Data and Innovation News

Re-defining the role of data analysts

Redefine-analyst

Not a long time ago I attended a session about agile development methods for analytics. The session was fascinating and talked about how methods such as Kanban and Scrum can be applied in the domain of analytics the same way they are applied in software and web development. I started reflecting over the situations I experienced as a data analyst in the past few years and I realized that most analysts have to wear two hats due to the changing nature of the work environment, one being a developer and the other being an analyst. 

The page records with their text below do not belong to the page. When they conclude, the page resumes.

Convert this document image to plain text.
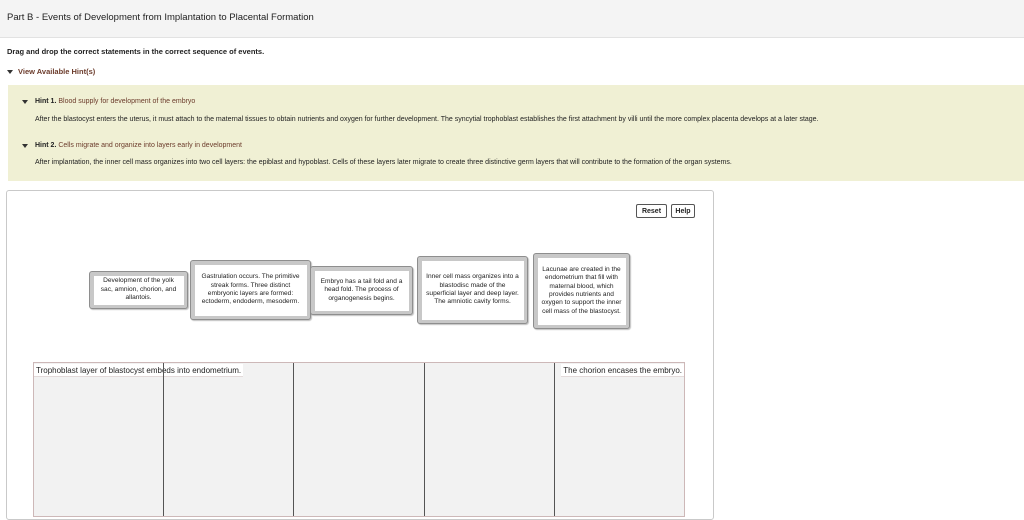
Part B - Events of Development from Implantation to Placental Formation
Drag and drop the correct statements in the correct sequence of events.
View Available Hint(s)
Hint 1. Blood supply for development of the embryo
After the blastocyst enters the uterus, it must attach to the maternal tissues to obtain nutrients and oxygen for further development. The syncytial trophoblast establishes the first attachment by villi until the more complex placenta develops at a later stage.
Hint 2. Cells migrate and organize into layers early in development
After implantation, the inner cell mass organizes into two cell layers: the epiblast and hypoblast. Cells of these layers later migrate to create three distinctive germ layers that will contribute to the formation of the organ systems.
Reset	Help
Development of the yolk sac, amnion, chorion, and allantois.
Gastrulation occurs. The primitive streak forms. Three distinct embryonic layers are formed: ectoderm, endoderm, mesoderm.
Embryo has a tail fold and a head fold. The process of organogenesis begins.
Inner cell mass organizes into a blastodisc made of the superficial layer and deep layer. The amniotic cavity forms.
Lacunae are created in the endometrium that fill with maternal blood, which provides nutrients and oxygen to support the inner cell mass of the blastocyst.
Trophoblast layer of blastocyst embeds into endometrium.	The chorion encases the embryo.
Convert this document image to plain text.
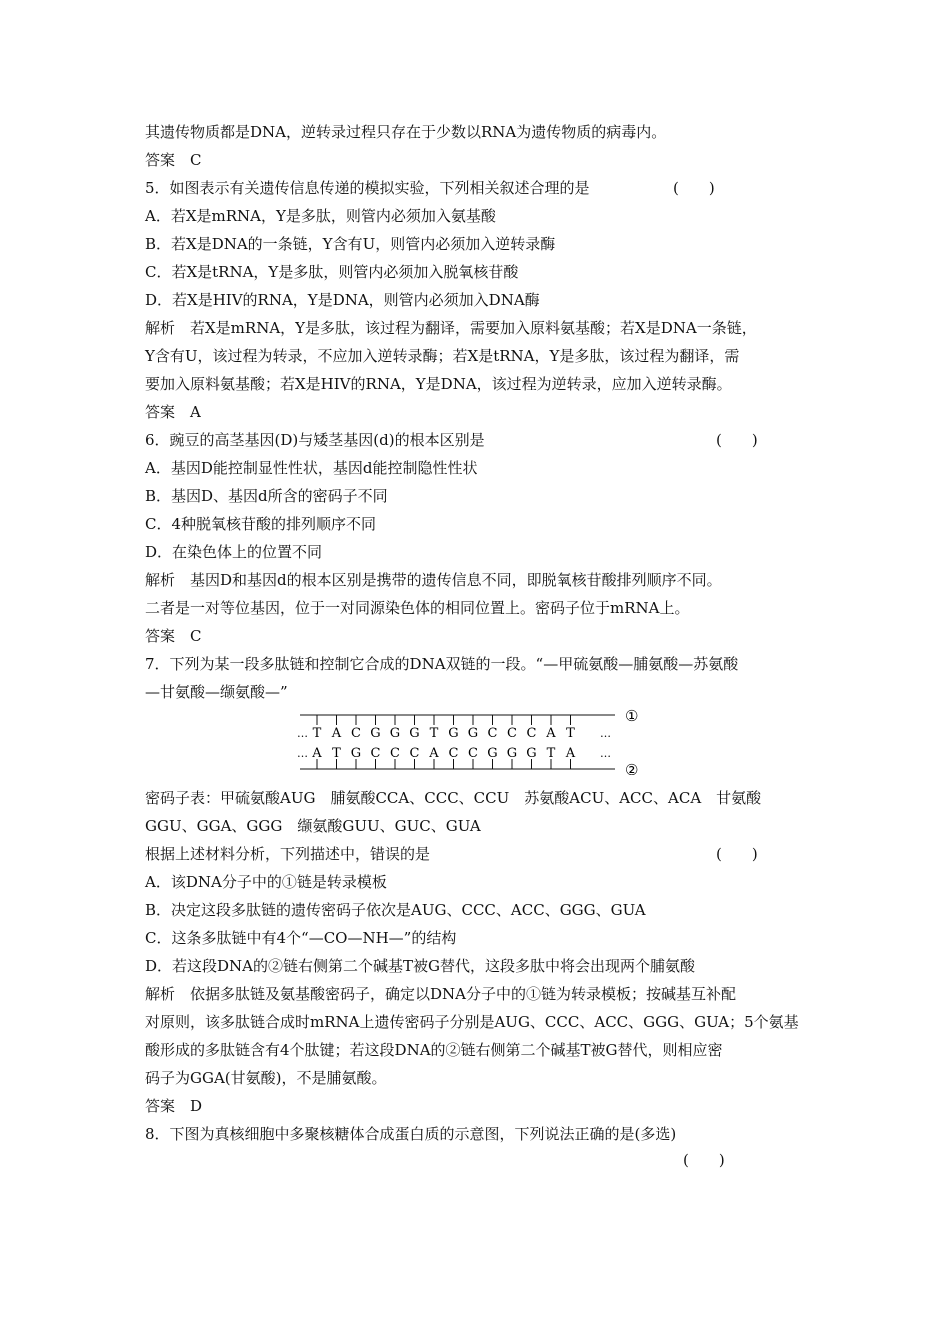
其遗传物质都是DNA，逆转录过程只存在于少数以RNA为遗传物质的病毒内。
答案　C
5．如图表示有关遗传信息传递的模拟实验，下列相关叙述合理的是	(　　)
A．若X是mRNA，Y是多肽，则管内必须加入氨基酸
B．若X是DNA的一条链，Y含有U，则管内必须加入逆转录酶
C．若X是tRNA，Y是多肽，则管内必须加入脱氧核苷酸
D．若X是HIV的RNA，Y是DNA，则管内必须加入DNA酶
解析　若X是mRNA，Y是多肽，该过程为翻译，需要加入原料氨基酸；若X是DNA一条链，
Y含有U，该过程为转录，不应加入逆转录酶；若X是tRNA，Y是多肽，该过程为翻译，需
要加入原料氨基酸；若X是HIV的RNA，Y是DNA，该过程为逆转录，应加入逆转录酶。
答案　A
6．豌豆的高茎基因(D)与矮茎基因(d)的根本区别是	(　　)
A．基因D能控制显性性状，基因d能控制隐性性状
B．基因D、基因d所含的密码子不同
C．4种脱氧核苷酸的排列顺序不同
D．在染色体上的位置不同
解析　基因D和基因d的根本区别是携带的遗传信息不同，即脱氧核苷酸排列顺序不同。
二者是一对等位基因，位于一对同源染色体的相同位置上。密码子位于mRNA上。
答案　C
7．下列为某一段多肽链和控制它合成的DNA双链的一段。“—甲硫氨酸—脯氨酸—苏氨酸
—甘氨酸—缬氨酸—”
T A C G G G T G G C C C A T
A T G C C C A C C G G G T A
…	…
…	…
①
②
密码子表：甲硫氨酸AUG　脯氨酸CCA、CCC、CCU　苏氨酸ACU、ACC、ACA　甘氨酸
GGU、GGA、GGG　缬氨酸GUU、GUC、GUA
根据上述材料分析，下列描述中，错误的是	(　　)
A．该DNA分子中的①链是转录模板
B．决定这段多肽链的遗传密码子依次是AUG、CCC、ACC、GGG、GUA
C．这条多肽链中有4个“—CO—NH—”的结构
D．若这段DNA的②链右侧第二个碱基T被G替代，这段多肽中将会出现两个脯氨酸
解析　依据多肽链及氨基酸密码子，确定以DNA分子中的①链为转录模板；按碱基互补配
对原则，该多肽链合成时mRNA上遗传密码子分别是AUG、CCC、ACC、GGG、GUA；5个氨基
酸形成的多肽链含有4个肽键；若这段DNA的②链右侧第二个碱基T被G替代，则相应密
码子为GGA(甘氨酸)，不是脯氨酸。
答案　D
8．下图为真核细胞中多聚核糖体合成蛋白质的示意图，下列说法正确的是(多选)
(　　)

On the one hand, internal and external clients constantly demand analysts to quickly provide answers to ad-hoc questions such as “How many units did we sell in Japan last year?” or answers to more complex questions comparing two groups of customers (e.g. online vs. offline shoppers), but on the other hand, they also want access to real-time information so that they wouldn’t have to bother the analysts a lot. Sometimes, companies even take the initiative to proactively automate reports and dashboards in response to a heavy workload and recurring requests of the same nature. However, one problem that I see with this situation is the confusion analysts face regarding time management as well as client expectations management. How do you deal with an urgent ad-hoc request to provide analyses, quick answers, and all sorts of quick fixes, and get involved in development projects that require long-run strategic thinking at the same time? Most analysts do not come from a development background and lack the understanding of the project or product development lifecycle, and long-run projects end up being a lower priority or even completely scrapped as a result of companies not accounting for the nature of the analyst work.

The good news is that companies can start to gradually redefine the analyst role and make it more of an “analytics professional” to better reflect the reality as it is nowadays. In addition to changing the title, here are a few possible courses of action that I assume companies will explore in the near future:

 

  1. At the company or the department level – Companies can consider gradually involving professionals outside the mainstream analytics niche in the department. A scrum master can help to guide an agile development of analytics products, UX designers can help with dashboard design, and project managers can help to strategize projects based on the larger potential to serve stakeholder groups in the organization, and to implement new project management tools. As a first step, companies can train analysts, so they perform a dual-role, and let them job-shadow people who have similar roles in other technological departments.
  2. At the team level – Companies can re-define the structure of analytics teams to resemble software and web development teams by letting certain people specialize in back-end tasks (e.g. query optimization, data frameworks such as Python's PySpark and Pandas, and even data integration), while the other half of the people can specialize in front-end development (e.g. data visualization, dashboarding, and presentations). Both types of analysts can keep on responding to the less complicated ad-hoc requests while specializing in their niche for the ongoing development projects.
  3. At the employee level – A bottom-up approach can be taken by analytics departments that can simply start with instructions to employees on how to allocate time for each task (e.g. 50% of the day is spent on development, and the other 50% is spent on ad-hoc requests). However, in moving towards priority changes, stakeholders must be informed that the team efforts are going to be dedicated to different tasks and not just to ad-hoc type of service.

 

One thing for sure, the role of data analysts will have to be re-defined in the near future due to the new skill-set needed to respond to the challenges of the new work environment.